La canción del Narcea (1925)
Las muchachas del barrio suelen servir en las casas de la villa; las mujeres asisten, lavan o cuidan en su “casina” un “huertín” y un “jato”. Los hombres trabajan a jornal, y en los días que éste falta o en los ratos de descanso pescan truchas en el Narcea. Tal cual rapazón de diabólico mote las pesca siempre aun en veda, y además descomunales merluzas, en posesión de las cuales alborota el barrio —¡vino de Cangas, qué ruidosos haces a tus libadores!—, poniendo en jaque a los municipales, y sintiendo ánimos de matoncillo.
Pues bien; todo esto lo contemplo desde mi ventana, abierta a un paisaje maravilloso, de ensueño “Quitapesares” llamo a mi alta galería y a mi habitación en ésta, y a fe, lector que me honras siguiendo benévolo mis crónicas, que si conocieras el vasto horizonte que desde ellas domino, quedaría suspenso tu ánimo, habituado a la llanura seca, ardiente, monótona de Castilla.
Luego, siempre me arrulla la canción del río. Corren sus aguas mansas y suaves, dejándose dominar por los campesinos para regar prados y mover molinos vetustos de tosco y primitivo artefacto. Frente a la villa, y debajo precisamente de mi elevado mirador, ruge un poco atrevido, cantando y partiéndose en blancas espumas al correr por los peñascos vecinos. Pero vemos que es fanfarrón y sencillo cuando aquel muchacho que se baña, arrojándose a profundo pozo, sale indemne nadando, sin que se lo trague, o cuando el maestro del pueblo saca una gran trucha de libra con su caña, semejante a un ballenato.
Sin embargo, el Narcea y su eterna canción murmuradora me parecieron tristes una vez. Finaba este invierno, y un día de cielo gris y triste, de cierzo helado presagiador de nieve, de aguas chorreantes en montañas y caminos por doquiera, hube, cumpliendo deberes judiciales, de trasladarme al cementerio de un pueblo no lejano, para presenciar una autopsia.
Llaman aquel camposanto “de Puchanca”. Es una diminuta península asentada sobre rocas, a tres o cuatro metros de altura sobre el río, y dirigida contra la corriente del Narcea. Así parece la proa de un navío que navega hendiendo con fuerza las aguas que, locas y arrolladoras, baten la roca.
Nunca vi lugar más encantador y delicioso, aunque la triste tarde de marzo y las circunstancias que allí me llevaban no dejasen propender mucho el ánimo a fantasías poéticas. A mi recuerdo vino la famosa barca de Caronte, que surca el lago de lo infinito desconocido, con los muertos, que deben pagar el óbolo a su barquero.
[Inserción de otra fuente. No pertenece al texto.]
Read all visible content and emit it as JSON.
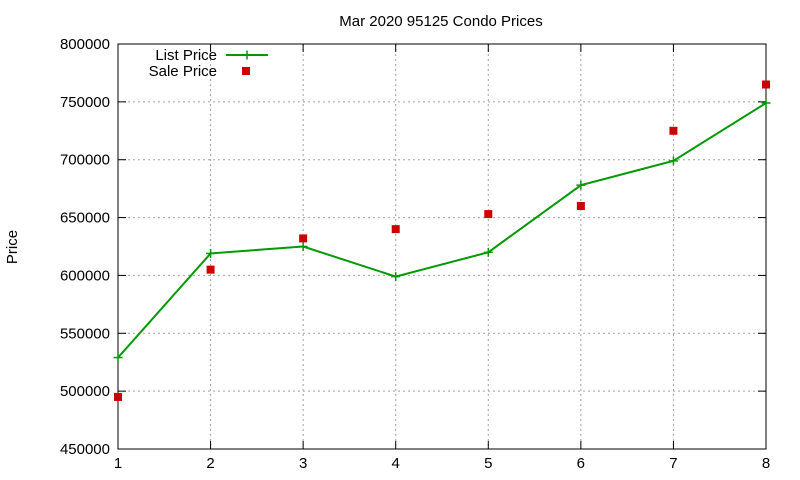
{
  "chart_data": {
    "type": "line",
    "title": "Mar 2020 95125 Condo Prices",
    "xlabel": "",
    "ylabel": "Price",
    "xlim": [
      1,
      8
    ],
    "ylim": [
      450000,
      800000
    ],
    "x_ticks": [
      "1",
      "2",
      "3",
      "4",
      "5",
      "6",
      "7",
      "8"
    ],
    "y_ticks": [
      "450000",
      "500000",
      "550000",
      "600000",
      "650000",
      "700000",
      "750000",
      "800000"
    ],
    "grid": true,
    "legend_position": "top-left",
    "x": [
      1,
      2,
      3,
      4,
      5,
      6,
      7,
      8
    ],
    "series": [
      {
        "name": "List Price",
        "style": "line-with-plus-markers",
        "color": "#009900",
        "values": [
          529000,
          619000,
          625000,
          599000,
          620000,
          678000,
          699000,
          749000
        ]
      },
      {
        "name": "Sale Price",
        "style": "square-markers",
        "color": "#cc0000",
        "values": [
          495000,
          605000,
          632000,
          640000,
          653000,
          660000,
          725000,
          765000
        ]
      }
    ]
  }
}
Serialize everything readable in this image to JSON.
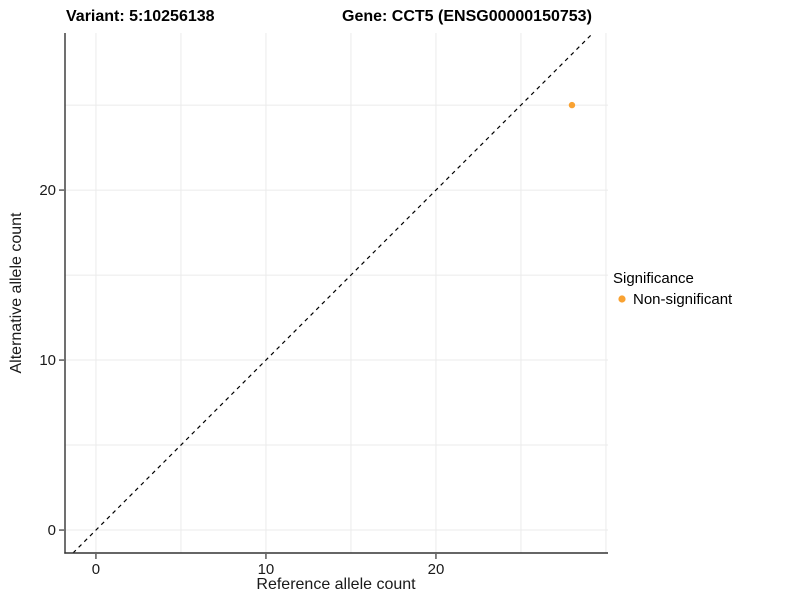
{
  "chart_data": {
    "type": "scatter",
    "titles": {
      "variant": "Variant: 5:10256138",
      "gene": "Gene: CCT5 (ENSG00000150753)"
    },
    "xlabel": "Reference allele count",
    "ylabel": "Alternative allele count",
    "x_ticks": [
      0,
      10,
      20
    ],
    "y_ticks": [
      0,
      10,
      20
    ],
    "grid_step": 5,
    "xlim": [
      -1.82,
      30.12
    ],
    "ylim": [
      -1.35,
      29.24
    ],
    "identity_line": {
      "slope": 1,
      "intercept": 0,
      "style": "dashed"
    },
    "points": [
      {
        "x": 28,
        "y": 25,
        "series": "Non-significant"
      }
    ],
    "legend": {
      "title": "Significance",
      "entries": [
        {
          "label": "Non-significant",
          "color": "#F9A232"
        }
      ],
      "position": "right"
    },
    "colors": {
      "point": "#F9A232",
      "grid": "#ebebeb",
      "axis": "#333333",
      "identity_line": "#000000"
    }
  }
}
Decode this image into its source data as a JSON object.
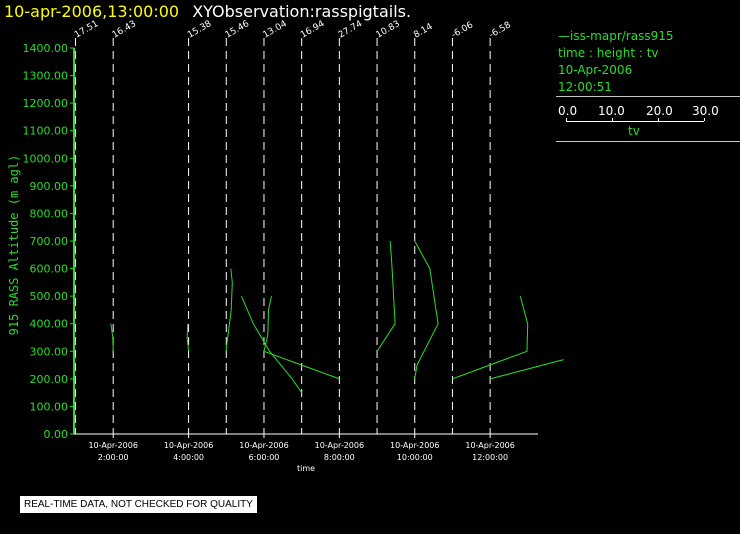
{
  "header": {
    "datetime": "10-apr-2006,13:00:00",
    "title": "XYObservation:rasspigtails."
  },
  "legend": {
    "series_line": "—iss-mapr/rass915",
    "variables": "time : height : tv",
    "date": "10-Apr-2006",
    "time": "12:00:51",
    "scale_ticks": [
      "0.0",
      "10.0",
      "20.0",
      "30.0"
    ],
    "scale_name": "tv"
  },
  "disclaimer": "REAL-TIME DATA, NOT CHECKED FOR QUALITY",
  "colors": {
    "axis": "#2bdc2b",
    "trace": "#2bdc2b",
    "ref_line": "#ffffff",
    "title_time": "#ffff00"
  },
  "chart_data": {
    "type": "line",
    "title": "XYObservation:rasspigtails.",
    "xlabel": "time",
    "ylabel": "915 RASS Altitude (m agl)",
    "ylim": [
      0,
      1400
    ],
    "xlim_hours": [
      0.96,
      13.27
    ],
    "yticks": [
      "0.00",
      "100.00",
      "200.00",
      "300.00",
      "400.00",
      "500.00",
      "600.00",
      "700.00",
      "800.00",
      "900.00",
      "1000.00",
      "1100.00",
      "1200.00",
      "1300.00",
      "1400.00"
    ],
    "xticks": [
      {
        "hour": 2,
        "date": "10-Apr-2006",
        "time": "2:00:00"
      },
      {
        "hour": 4,
        "date": "10-Apr-2006",
        "time": "4:00:00"
      },
      {
        "hour": 6,
        "date": "10-Apr-2006",
        "time": "6:00:00"
      },
      {
        "hour": 8,
        "date": "10-Apr-2006",
        "time": "8:00:00"
      },
      {
        "hour": 10,
        "date": "10-Apr-2006",
        "time": "10:00:00"
      },
      {
        "hour": 12,
        "date": "10-Apr-2006",
        "time": "12:00:00"
      }
    ],
    "grid": false,
    "tv_scale_hours_per_unit": 0.0333,
    "profiles": [
      {
        "hour": 1.0,
        "label": "17.51",
        "points": []
      },
      {
        "hour": 2.0,
        "label": "16.43",
        "points": [
          [
            -1.8,
            400
          ],
          [
            -0.3,
            350
          ],
          [
            0,
            300
          ]
        ]
      },
      {
        "hour": 4.0,
        "label": "15.38",
        "points": [
          [
            -0.6,
            400
          ],
          [
            -1.2,
            350
          ],
          [
            0,
            300
          ]
        ]
      },
      {
        "hour": 5.0,
        "label": "15.46",
        "points": [
          [
            -0.3,
            300
          ],
          [
            3.9,
            450
          ],
          [
            4.8,
            550
          ],
          [
            3.6,
            600
          ]
        ]
      },
      {
        "hour": 6.0,
        "label": "13.04",
        "points": [
          [
            -18,
            500
          ],
          [
            -8.5,
            400
          ],
          [
            4.5,
            300
          ],
          [
            22.5,
            200
          ],
          [
            30,
            150
          ]
        ]
      },
      {
        "hour": 7.0,
        "label": "16.94",
        "points": [
          [
            -30,
            300
          ],
          [
            -27,
            360
          ],
          [
            -26.4,
            450
          ],
          [
            -24,
            500
          ]
        ]
      },
      {
        "hour": 8.0,
        "label": "27.74",
        "points": [
          [
            -60,
            300
          ],
          [
            -30,
            250
          ],
          [
            0,
            200
          ]
        ]
      },
      {
        "hour": 9.0,
        "label": "10.83",
        "points": [
          [
            0,
            300
          ],
          [
            14.4,
            400
          ],
          [
            12,
            600
          ],
          [
            10.5,
            700
          ]
        ]
      },
      {
        "hour": 10.0,
        "label": "8.14",
        "points": [
          [
            0,
            200
          ],
          [
            1.8,
            250
          ],
          [
            18.6,
            400
          ],
          [
            12,
            600
          ],
          [
            0,
            700
          ]
        ]
      },
      {
        "hour": 11.0,
        "label": "-6.06",
        "points": [
          [
            0,
            200
          ],
          [
            59.4,
            300
          ],
          [
            60,
            400
          ],
          [
            54,
            500
          ]
        ]
      },
      {
        "hour": 12.0,
        "label": "-6.58",
        "points": [
          [
            0,
            200
          ],
          [
            58.5,
            270
          ]
        ]
      }
    ]
  }
}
Yo pensaba en los bellos cementerios mundanos y lujosos que conozco en grandes capitales: el coruñés, el Père Lachaise de París, los de Milán y Florencia. ¡Cuán distaban de aquel humilde y pequeño que tenía delante! Pero ¡qué emoción delicada embargaba el ánimo en aquel apartado rincón astur y en plena Naturaleza! ¡Qué mejor sitio que aquel para descansar siempre sobre aquella roca viva, barca de la eternidad, que lamen y arrullan las aguas cantarinas del Narcea, bello río asturiano!
Empezó a caer nieve. El forense, al aire libre y bajo aquella, manejaba rápido y seguro el bisturí, en aquel cuerpo de mujer, aún joven y hermosa, poco antes codiciado, y que un accidente había tronchado en flor. Cuando —¡la ley falta!— el escoplo golpeado por un mazo hendía aquel cráneo para abrirlo mientras escuchaba su sordo y angustioso sonido sentí una desolación, una angustia infinita, la misma que en el momento supremo debemos experimentar en los linderos de la Vida y de la Muerte…
Por eso aquel día me pareció triste como nunca y plañidera la canción del Narcea, que siempre resuena alegre debajo de mi ventana, junto a la que escribo esta crónica.